Robotics projects collect configuration quickly. There are platform details, sensor settings, controller parameters, units, required values, metadata, exports, Git state, and the usual question of whether the file on disk is actually the file you meant to edit.

CONFIGURED is my attempt to make that work more deliberate. A project is represented as a hierarchy:

System
  Subsystem
    Component
      Parameter

Each parameter can carry a key, value, unit, required flag, and validation state. The goal is not to replace every configuration format, but to provide a structured place to design, check, version, and export configuration data.

Recent Work

A lot of the recent effort has been release-readiness work rather than flashy feature work.
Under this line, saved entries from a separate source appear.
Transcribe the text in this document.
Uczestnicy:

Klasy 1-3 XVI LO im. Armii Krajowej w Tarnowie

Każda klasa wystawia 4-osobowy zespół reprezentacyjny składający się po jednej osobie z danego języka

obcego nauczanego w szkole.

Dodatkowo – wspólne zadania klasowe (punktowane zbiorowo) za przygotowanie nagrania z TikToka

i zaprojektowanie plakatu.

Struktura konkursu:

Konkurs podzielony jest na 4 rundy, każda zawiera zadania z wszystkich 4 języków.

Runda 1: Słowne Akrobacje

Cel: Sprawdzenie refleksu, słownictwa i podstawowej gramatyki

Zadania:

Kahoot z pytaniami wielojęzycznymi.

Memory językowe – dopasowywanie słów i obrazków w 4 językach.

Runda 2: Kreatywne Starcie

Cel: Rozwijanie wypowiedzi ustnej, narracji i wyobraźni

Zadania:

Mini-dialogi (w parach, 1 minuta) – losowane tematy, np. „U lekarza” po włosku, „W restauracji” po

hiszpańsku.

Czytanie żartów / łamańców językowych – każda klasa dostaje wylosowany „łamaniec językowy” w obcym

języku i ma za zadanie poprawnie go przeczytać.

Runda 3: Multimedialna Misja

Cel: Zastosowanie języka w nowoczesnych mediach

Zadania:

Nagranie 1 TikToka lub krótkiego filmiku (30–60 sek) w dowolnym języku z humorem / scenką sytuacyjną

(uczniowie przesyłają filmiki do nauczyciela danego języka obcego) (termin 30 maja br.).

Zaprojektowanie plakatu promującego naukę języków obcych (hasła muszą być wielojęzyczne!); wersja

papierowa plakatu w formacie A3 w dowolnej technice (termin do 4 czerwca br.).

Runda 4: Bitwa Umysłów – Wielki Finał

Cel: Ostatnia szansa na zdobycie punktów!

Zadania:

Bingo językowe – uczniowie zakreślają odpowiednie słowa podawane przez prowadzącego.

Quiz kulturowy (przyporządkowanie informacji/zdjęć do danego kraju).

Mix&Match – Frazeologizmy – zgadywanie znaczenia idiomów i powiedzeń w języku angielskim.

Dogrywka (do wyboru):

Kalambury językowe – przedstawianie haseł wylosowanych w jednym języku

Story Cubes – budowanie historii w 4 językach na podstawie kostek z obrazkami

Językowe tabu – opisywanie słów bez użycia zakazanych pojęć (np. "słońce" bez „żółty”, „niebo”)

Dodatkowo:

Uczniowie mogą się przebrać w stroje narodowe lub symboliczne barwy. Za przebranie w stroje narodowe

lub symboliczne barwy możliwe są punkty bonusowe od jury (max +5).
That has included:

  • Project validation for metadata, item names, required fields, and duplicate parameter keys
  • Git workflows for status, commits, pull, push, branch switching, and remote connection
  • JSON and XML export paths
  • Windows installer bundle generation
  • Ubuntu .deb packaging
  • A Linux desktop launcher for the installed package
  • Read the Docs documentation
  • Doxygen-generated C++ API docs published through Sphinx and Breathe
  • A Google-based clang-format setup
  • More focused tests around project persistence and validation

This kind of work is easy to underestimate. It is not the first thing people notice in an application, but it is what makes a project easier to trust, reproduce, and hand to someone else.

Cross-Platform Lessons

The Windows and Ubuntu builds exposed the usual desktop application details. Windows needs a bundle that carries the Qt runtime and installer pieces. Ubuntu can ship a much smaller .deb because it can depend on system packages.

There were also Qt compatibility details to handle. One example was replacing a newer QCheckBox signal with an older-compatible signal so the app builds cleanly against the Qt 6 packages available on Ubuntu.

The packaging work also forced useful questions:

  • Does the app install where users expect?
  • Does it appear in the Ubuntu app launcher?
  • Are release assets named clearly?
  • Can a fresh machine install and run it?
  • Does the documentation explain the build and release path?

Those questions are not glamorous, but they are very real.

Save As

The current feature work is Save As. The important design decision is that a copied project should be saved into its own folder:

SelectedParent/
  ProjectName/
    ProjectName.configured

It should not copy the original .git folder by default. A Save As copy should behave like a standalone project unless the user explicitly initializes or connects Git later. That avoids accidentally pushing from a copied project to the original repository remote.